As The Telegraph reported earlier this week, the Bank of England is lobbying international regulators to ease risk weights – the standardised measures of how safe loans are, which would allow smaller banks to be on a more even playing field.
However, this runs the risk of smaller, less stable banks potentially over-stretching themselves.
4. Open up data to encourage switching
More initiatives such as a recently-announced move to allow consumers to download their financial histories in order to find the best account, as well as more information on what offers are around, could be recommended.
However, it is possible that consumers are likely to see little gain from moving.

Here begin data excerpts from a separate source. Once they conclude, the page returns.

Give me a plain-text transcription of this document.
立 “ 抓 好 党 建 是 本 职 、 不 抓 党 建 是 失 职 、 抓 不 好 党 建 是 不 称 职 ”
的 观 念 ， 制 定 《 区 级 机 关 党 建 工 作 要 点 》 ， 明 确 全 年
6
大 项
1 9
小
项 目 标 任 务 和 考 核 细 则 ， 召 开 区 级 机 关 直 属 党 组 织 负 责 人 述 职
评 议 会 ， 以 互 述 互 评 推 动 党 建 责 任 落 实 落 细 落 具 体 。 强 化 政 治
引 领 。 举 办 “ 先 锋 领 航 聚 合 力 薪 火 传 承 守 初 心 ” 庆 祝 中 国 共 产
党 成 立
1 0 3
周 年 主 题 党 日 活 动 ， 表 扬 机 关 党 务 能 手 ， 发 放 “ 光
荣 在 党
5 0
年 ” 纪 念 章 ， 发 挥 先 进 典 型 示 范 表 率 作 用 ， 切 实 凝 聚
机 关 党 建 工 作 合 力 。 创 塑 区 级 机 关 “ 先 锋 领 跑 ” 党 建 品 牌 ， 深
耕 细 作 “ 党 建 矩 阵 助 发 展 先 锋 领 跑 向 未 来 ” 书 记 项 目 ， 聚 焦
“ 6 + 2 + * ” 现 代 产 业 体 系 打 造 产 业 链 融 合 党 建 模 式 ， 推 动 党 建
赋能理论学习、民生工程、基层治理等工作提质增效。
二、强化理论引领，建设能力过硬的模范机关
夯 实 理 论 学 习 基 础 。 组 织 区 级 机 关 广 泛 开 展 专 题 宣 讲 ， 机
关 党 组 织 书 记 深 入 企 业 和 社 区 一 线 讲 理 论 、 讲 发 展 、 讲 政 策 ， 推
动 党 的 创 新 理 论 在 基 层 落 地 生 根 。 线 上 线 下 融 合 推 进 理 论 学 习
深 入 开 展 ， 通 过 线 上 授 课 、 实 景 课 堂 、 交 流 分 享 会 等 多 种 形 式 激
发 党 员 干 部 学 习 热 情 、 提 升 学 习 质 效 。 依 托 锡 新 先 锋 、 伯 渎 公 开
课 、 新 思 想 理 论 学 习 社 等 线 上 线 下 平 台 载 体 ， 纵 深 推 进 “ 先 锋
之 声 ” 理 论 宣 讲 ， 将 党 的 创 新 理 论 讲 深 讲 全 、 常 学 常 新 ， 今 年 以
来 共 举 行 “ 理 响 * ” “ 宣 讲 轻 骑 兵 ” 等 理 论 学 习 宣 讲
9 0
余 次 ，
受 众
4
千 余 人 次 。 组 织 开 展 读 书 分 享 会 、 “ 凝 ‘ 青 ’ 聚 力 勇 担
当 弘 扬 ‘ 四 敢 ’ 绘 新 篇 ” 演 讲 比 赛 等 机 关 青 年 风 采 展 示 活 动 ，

As Deutsche Bank notes:
“We expect these measures to contribute to a market in which customers feel more able to switch but remain fairly un-incentivised to do so given a general lack of product differentiation, either from a product or pricing perspective.
“This lack of product differentiation is not due to an absence of innovation, rather because good ideas are copied.”
Low interest rates and money printing give banks little incentive to compete on current accounts, the analysts say:
“The liquidity provided by current accounts has probably never been less valuable than at present given QE-driven flooding of world markets”
5. Crackdown on overdraft fees
These are one of the greatest problems with the market at the moment, according to the CMA:
“In terms of overdrafts, we are concerned that consumers are not being served well by their [current accounts].
“The difficulty in comparing charging structures has arguably increased over the last two years and… consumers are not able to compare costs across providers to assess which PCA is most suitable for them.”
Many banks have altered overdraft fees in recent months, but regulators could crack down on them, for example by introducing maximum charges. However, this could prove to make bank accounts more similar than they already are.